As with most questions of class, it comes down to questions of ideology and and power. 

Ideologically, the ideals of the nobility and of the merchant class were entirely opposite: noblemen were supposed to be open-handed (especially since their power originated from them acting as “ring-givers” to armed men), ostentatiously luxurious (so as to display their glory and magnificence that set them apart from the common herd) and pleasure-seeking, bold and reckless in pursuit of fame and glory; merchants were supposed to be thrifty, sober, and prudent. 

The nobleman saw in the merchant a coward who would debase himself (and debase others) for mere profit, and who valued his skin more than his honor; the merchant saw the nobleman as a hypocritical parasite who despised anyone who worked for a living and exalted his own idleness, while excusing mindless debauchery and bloodshed by appeal to obsolete virtues. 

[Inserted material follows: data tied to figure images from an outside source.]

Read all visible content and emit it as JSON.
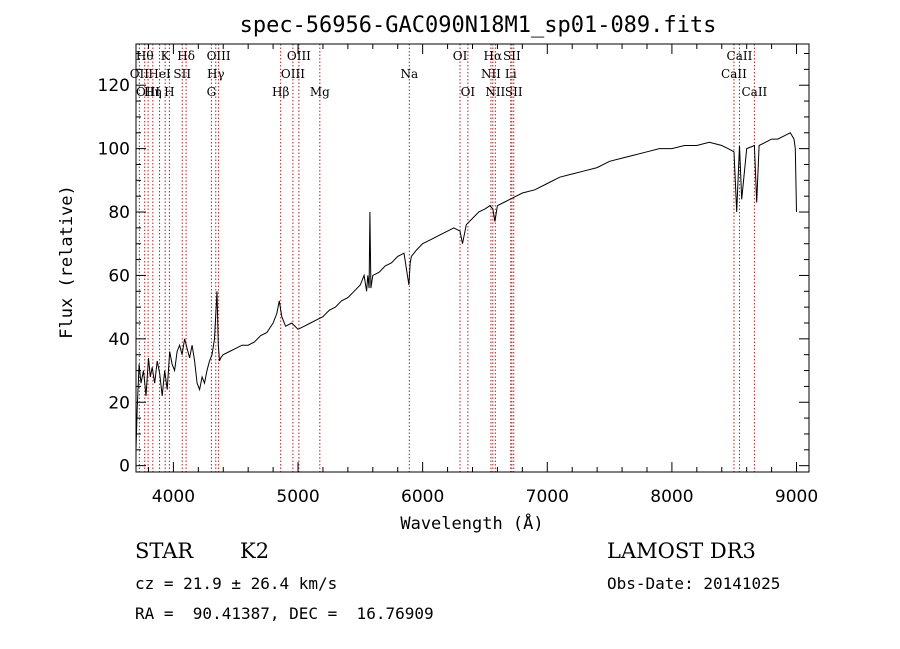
{
  "chart_data": {
    "type": "line",
    "title": "spec-56956-GAC090N18M1_sp01-089.fits",
    "xlabel": "Wavelength (Å)",
    "ylabel": "Flux (relative)",
    "xlim": [
      3700,
      9100
    ],
    "ylim": [
      -2,
      133
    ],
    "xticks": [
      4000,
      5000,
      6000,
      7000,
      8000,
      9000
    ],
    "xtick_labels": [
      "4000",
      "5000",
      "6000",
      "7000",
      "8000",
      "9000"
    ],
    "yticks": [
      0,
      20,
      40,
      60,
      80,
      100,
      120
    ],
    "ytick_labels": [
      "0",
      "20",
      "40",
      "60",
      "80",
      "100",
      "120"
    ],
    "grid": false,
    "series": [
      {
        "name": "flux",
        "x": [
          3700,
          3710,
          3725,
          3740,
          3760,
          3780,
          3800,
          3815,
          3830,
          3850,
          3870,
          3890,
          3910,
          3930,
          3950,
          3970,
          3990,
          4010,
          4030,
          4050,
          4070,
          4090,
          4110,
          4130,
          4150,
          4170,
          4190,
          4210,
          4230,
          4250,
          4270,
          4290,
          4310,
          4330,
          4350,
          4360,
          4370,
          4380,
          4400,
          4450,
          4500,
          4550,
          4600,
          4650,
          4700,
          4750,
          4800,
          4830,
          4850,
          4870,
          4900,
          4950,
          5000,
          5050,
          5100,
          5150,
          5200,
          5250,
          5300,
          5350,
          5400,
          5450,
          5500,
          5530,
          5550,
          5560,
          5570,
          5577,
          5585,
          5600,
          5650,
          5700,
          5750,
          5800,
          5850,
          5890,
          5900,
          5910,
          5950,
          6000,
          6050,
          6100,
          6150,
          6200,
          6250,
          6300,
          6320,
          6350,
          6400,
          6450,
          6500,
          6540,
          6563,
          6580,
          6600,
          6650,
          6700,
          6750,
          6800,
          6900,
          7000,
          7100,
          7200,
          7300,
          7400,
          7500,
          7600,
          7700,
          7800,
          7900,
          8000,
          8100,
          8200,
          8300,
          8400,
          8450,
          8498,
          8520,
          8542,
          8560,
          8600,
          8662,
          8680,
          8700,
          8750,
          8800,
          8850,
          8900,
          8950,
          8980,
          8990,
          9000
        ],
        "y": [
          5,
          18,
          32,
          26,
          30,
          22,
          34,
          28,
          31,
          26,
          33,
          29,
          22,
          30,
          24,
          36,
          32,
          30,
          36,
          38,
          35,
          40,
          37,
          34,
          38,
          33,
          26,
          24,
          28,
          26,
          30,
          33,
          35,
          40,
          55,
          38,
          33,
          34,
          35,
          36,
          37,
          38,
          38,
          39,
          41,
          42,
          45,
          48,
          52,
          47,
          44,
          45,
          43,
          44,
          45,
          46,
          47,
          49,
          50,
          52,
          53,
          55,
          57,
          60,
          55,
          60,
          56,
          80,
          56,
          60,
          61,
          63,
          64,
          66,
          67,
          57,
          64,
          66,
          68,
          70,
          71,
          72,
          73,
          74,
          75,
          74,
          70,
          76,
          78,
          80,
          81,
          82,
          81,
          77,
          82,
          83,
          84,
          85,
          86,
          87,
          89,
          91,
          92,
          93,
          94,
          96,
          97,
          98,
          99,
          100,
          100,
          101,
          101,
          102,
          101,
          100,
          99,
          80,
          101,
          84,
          100,
          101,
          83,
          101,
          102,
          103,
          103,
          104,
          105,
          103,
          100,
          80
        ]
      }
    ],
    "emission_lines": [
      {
        "x": 3727,
        "label": "OII",
        "tier": 2
      },
      {
        "x": 3770,
        "label": "Hθ",
        "tier": 1
      },
      {
        "x": 3797,
        "label": "OIII",
        "tier": 3
      },
      {
        "x": 3835,
        "label": "Hη",
        "tier": 3
      },
      {
        "x": 3889,
        "label": "HeI",
        "tier": 2
      },
      {
        "x": 3934,
        "label": "K",
        "tier": 1
      },
      {
        "x": 3968,
        "label": "H",
        "tier": 3
      },
      {
        "x": 4071,
        "label": "SII",
        "tier": 2
      },
      {
        "x": 4102,
        "label": "Hδ",
        "tier": 1
      },
      {
        "x": 4305,
        "label": "G",
        "tier": 3
      },
      {
        "x": 4340,
        "label": "Hγ",
        "tier": 2
      },
      {
        "x": 4363,
        "label": "OIII",
        "tier": 1
      },
      {
        "x": 4861,
        "label": "Hβ",
        "tier": 3
      },
      {
        "x": 4959,
        "label": "OIII",
        "tier": 2
      },
      {
        "x": 5007,
        "label": "OIII",
        "tier": 1
      },
      {
        "x": 5175,
        "label": "Mg",
        "tier": 3
      },
      {
        "x": 5893,
        "label": "Na",
        "tier": 2
      },
      {
        "x": 6300,
        "label": "OI",
        "tier": 1
      },
      {
        "x": 6363,
        "label": "OI",
        "tier": 3
      },
      {
        "x": 6548,
        "label": "NII",
        "tier": 2
      },
      {
        "x": 6563,
        "label": "Hα",
        "tier": 1
      },
      {
        "x": 6583,
        "label": "NII",
        "tier": 3
      },
      {
        "x": 6707,
        "label": "Li",
        "tier": 2
      },
      {
        "x": 6716,
        "label": "SII",
        "tier": 1
      },
      {
        "x": 6731,
        "label": "SII",
        "tier": 3
      },
      {
        "x": 8498,
        "label": "CaII",
        "tier": 2
      },
      {
        "x": 8542,
        "label": "CaII",
        "tier": 1
      },
      {
        "x": 8662,
        "label": "CaII",
        "tier": 3
      }
    ]
  },
  "info": {
    "object_class": "STAR",
    "subclass": "K2",
    "survey": "LAMOST DR3",
    "redshift": "cz = 21.9 ± 26.4 km/s",
    "obs_date": "Obs-Date: 20141025",
    "coords": "RA =  90.41387, DEC =  16.76909"
  },
  "colors": {
    "line_marker": "#b22222",
    "spectrum": "#000000"
  }
}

But as a Marxist historian would argue, there is always the means of production. The power of the nobility was in landed wealth and their rights to extract labor and taxes from those who dwelt on their land. The power of the merchant was in capital, and thus to a feudal mindset represented that terrifying impossibility: wealth not based on land and feudal tenure, notional, imaginary wealth that could fly through the air invisible like spirits and reshape entire economies, and somehow turn a peasant into a magnate richer than any nobleman, threatening the social hierarchy

And to a merchant, the medieval order itself was the dead hand of the past, the obstacle to all progress. As Polayni notes, capitalism requires free markets in land, labor, and money – feudalism had frozen land into an unbreakable chain of agreements between lords and vassals; serfdom had chained men to their land and their ancestral occupations; faith had deemed lending money at interest to be a mortal sin.